# Nremt Paramedic -- 80 questions



## Kendal Krueger (Nov 22, 2017)

I just took my nremt paramedic this morning and still haven't found out i passed due to thanksgiving being tomorrow. It looks like i want know for sure until the coming up Monday. My test stopped around 80 questions, but I gotta say they're were a handful of questions that were pretty tough and then there were a good bit i felt confident i knew. I did notice i had a lot of operations questions. I'm just anxious to know my results and i really want to pass! Please if anybody has any insight it's greatly appreciated!!


----------



## VentMonkey (Nov 22, 2017)

Insight: don’t take a major exam before a holiday weekend. Try and enjoy turkey day with family and friends and not focus on the results so much, lots’o’luck.


----------



## DesertMedic66 (Nov 22, 2017)

No one can offer any kind of insight on the NREMT. The only way to know is to wait. If you have horrible anxiety then scheduling the test right before a major holiday with a weekend that follows is/was not the best idea...


----------



## Kendal Krueger (Nov 22, 2017)

Thanks for y’alls input, but I’m not too worried about waiting for my results due to the holidays. Believe me it wasn’t my ideal day to test before thanksgiving, but it was either that or 2 weeks into December. My main concern is my test cutting off around 80 questions.


----------



## PotatoMedic (Nov 23, 2017)

It just means the computer is 95% sure you either passed or failed.


----------



## hometownmedic5 (Nov 23, 2017)

While nobody can say for certain until you get the official word, statistically if you get shut off at or near the minimum you either passsed or did so poorly on the first 80 questions that there was no way you could possibly rehabilitate your score.
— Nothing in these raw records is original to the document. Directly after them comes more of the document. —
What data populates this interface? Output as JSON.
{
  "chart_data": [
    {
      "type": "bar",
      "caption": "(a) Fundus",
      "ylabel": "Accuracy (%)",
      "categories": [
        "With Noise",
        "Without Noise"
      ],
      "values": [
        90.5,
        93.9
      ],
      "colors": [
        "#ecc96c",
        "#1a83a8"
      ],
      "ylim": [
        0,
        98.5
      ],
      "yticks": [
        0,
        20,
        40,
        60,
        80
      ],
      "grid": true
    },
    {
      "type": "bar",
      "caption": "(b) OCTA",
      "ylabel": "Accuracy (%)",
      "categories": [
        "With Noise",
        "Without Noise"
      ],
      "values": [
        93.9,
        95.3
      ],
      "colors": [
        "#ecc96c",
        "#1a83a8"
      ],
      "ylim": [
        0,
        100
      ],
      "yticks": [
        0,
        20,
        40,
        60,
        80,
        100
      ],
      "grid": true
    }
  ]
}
From that, you should have a good idea of where you stand. for you to fail at 80, you would have had to get the majority of questions answered wrong. Is that how you feel about the test? If not, you probably passed. Go eat some turkey.


----------



## jbiedebach (Nov 23, 2017)

Kendal Krueger said:


> I just took my nremt paramedic this morning and still haven't found out i passed


You likely passed. I passed with 80 questions.


----------